Llegaron a la comisaría y estacionaron la patrulla por la parte de atrás. Salieron todos muy silenciosos, con movimientos suaves, y se pararon en fila. El ambiente estaba muy tranquilo, pero hacía mucho viento. Los árboles se precipitaban unos sobre otros como péndulos, bajo una noche espectral que enmarcaba todo como en un aura de misterio. Se enfilaron los cuatro policías detrás del comandante, que abrió la puerta trasera muy despacio, produciendo apenas un leve chirrido.

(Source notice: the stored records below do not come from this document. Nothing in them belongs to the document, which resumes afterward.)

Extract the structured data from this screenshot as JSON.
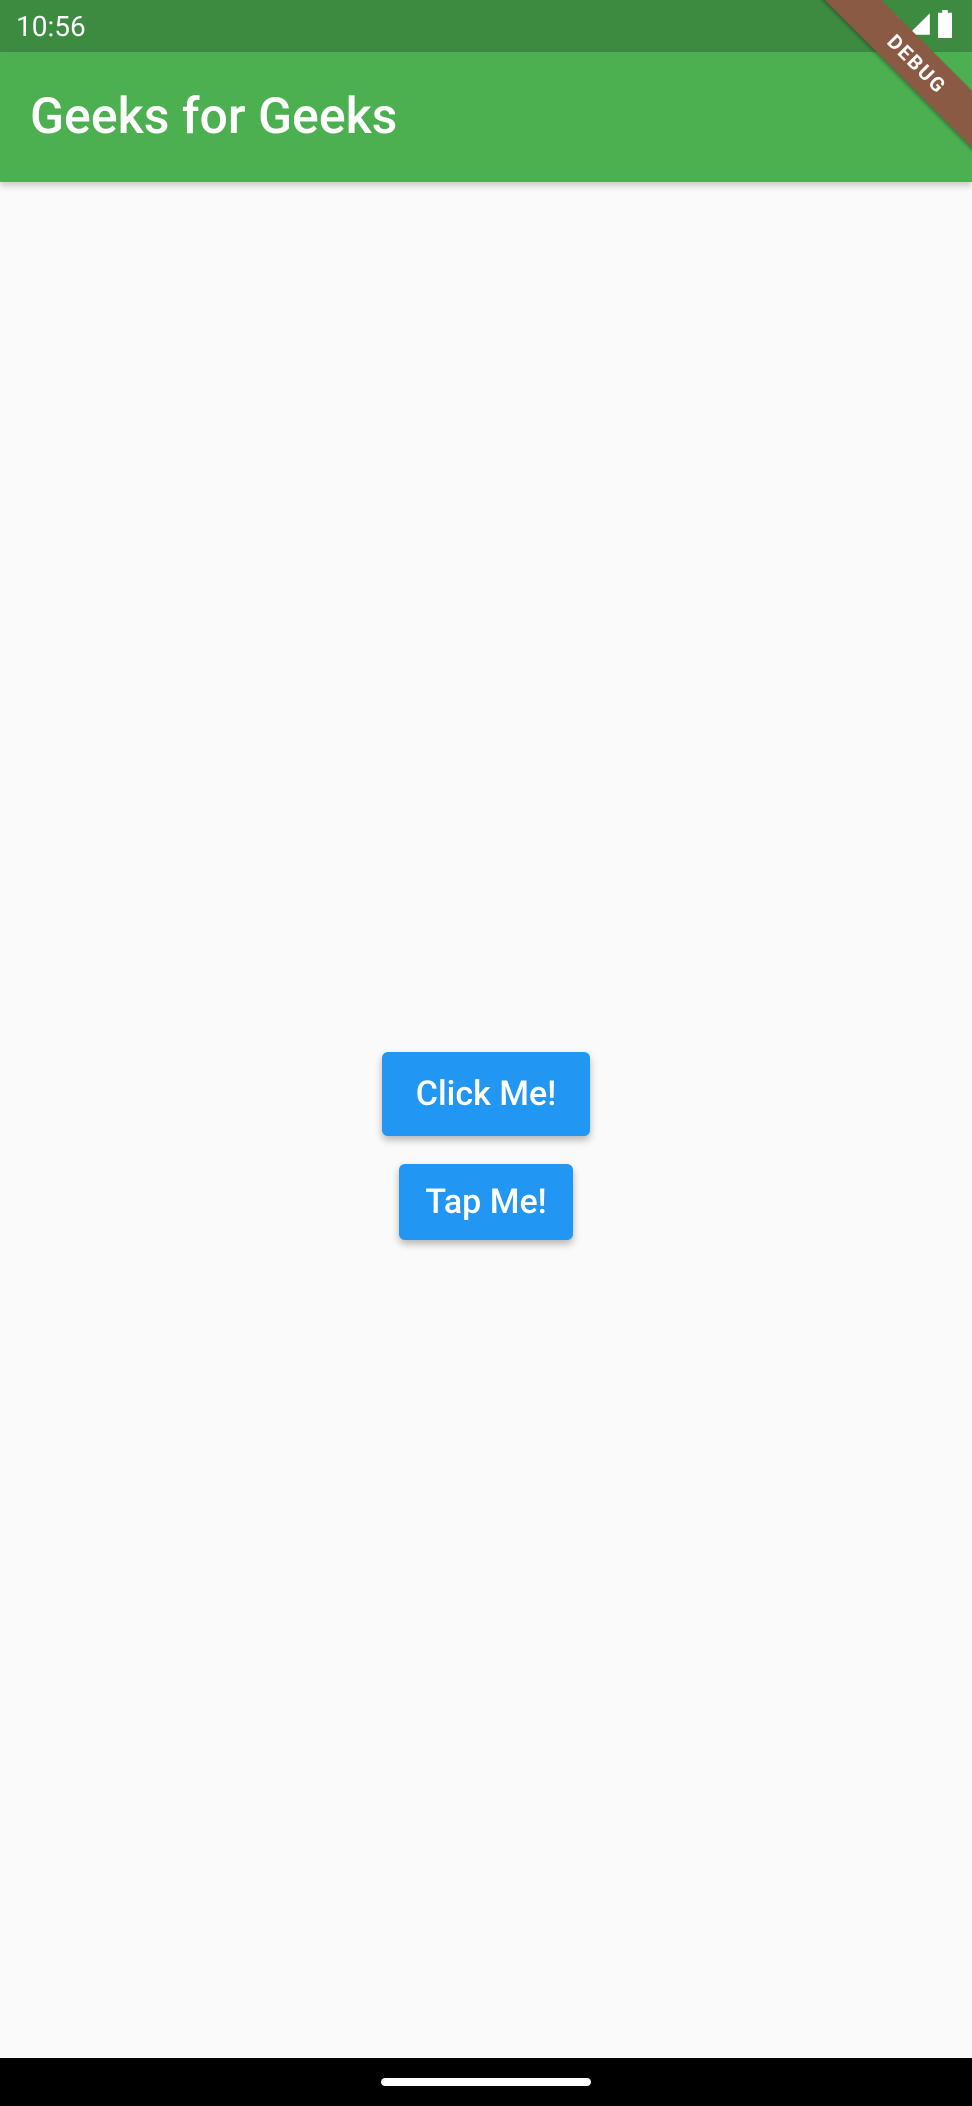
{
  "status_bar": {
    "time": "10:56"
  },
  "app_bar": {
    "title": "Geeks for Geeks"
  },
  "debug_banner": {
    "label": "DEBUG"
  },
  "buttons": {
    "primary": "Click Me!",
    "secondary": "Tap Me!"
  }
}
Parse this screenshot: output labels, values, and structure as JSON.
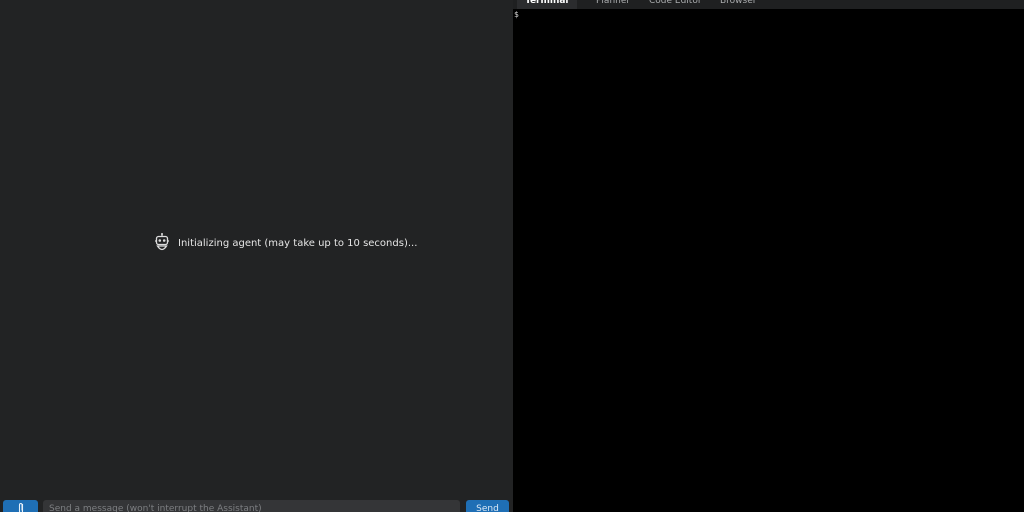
{
  "chat": {
    "status_text": "Initializing agent (may take up to 10 seconds)...",
    "input_placeholder": "Send a message (won't interrupt the Assistant)",
    "send_label": "Send",
    "attach_icon": "paperclip-icon",
    "status_icon": "robot-icon"
  },
  "tabs": [
    {
      "label": "Terminal",
      "active": true
    },
    {
      "label": "Planner",
      "active": false
    },
    {
      "label": "Code Editor",
      "active": false
    },
    {
      "label": "Browser",
      "active": false
    }
  ],
  "terminal": {
    "prompt": "$"
  },
  "colors": {
    "chat_background": "#222324",
    "terminal_background": "#000000",
    "accent_button": "#1f6fb5",
    "input_background": "#343537"
  }
}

Entró casi de puntillas. La oscuridad era absoluta dentro. Eso era un mal augurio. No se podía ver a más de un metro de distancia. Con una seña de mano, su escuadra lo siguió también con cautela. Al llegar al pasillo principal, el comandante concluyó que la comisaría se había vaciado repentinamente. Vio que en la recepción el intercomunicador seguía encendido. Pensó que la mejor estrategia era que se separaran, y que cada uno cubriera un pasillo diferente. Dio la señal, aclarando que si descubrían algo sospechoso, alertaran a los demás en seguida. Así, cada policía tomó un camino diferente y el viejo agente se perdió envuelto en la oscuridad.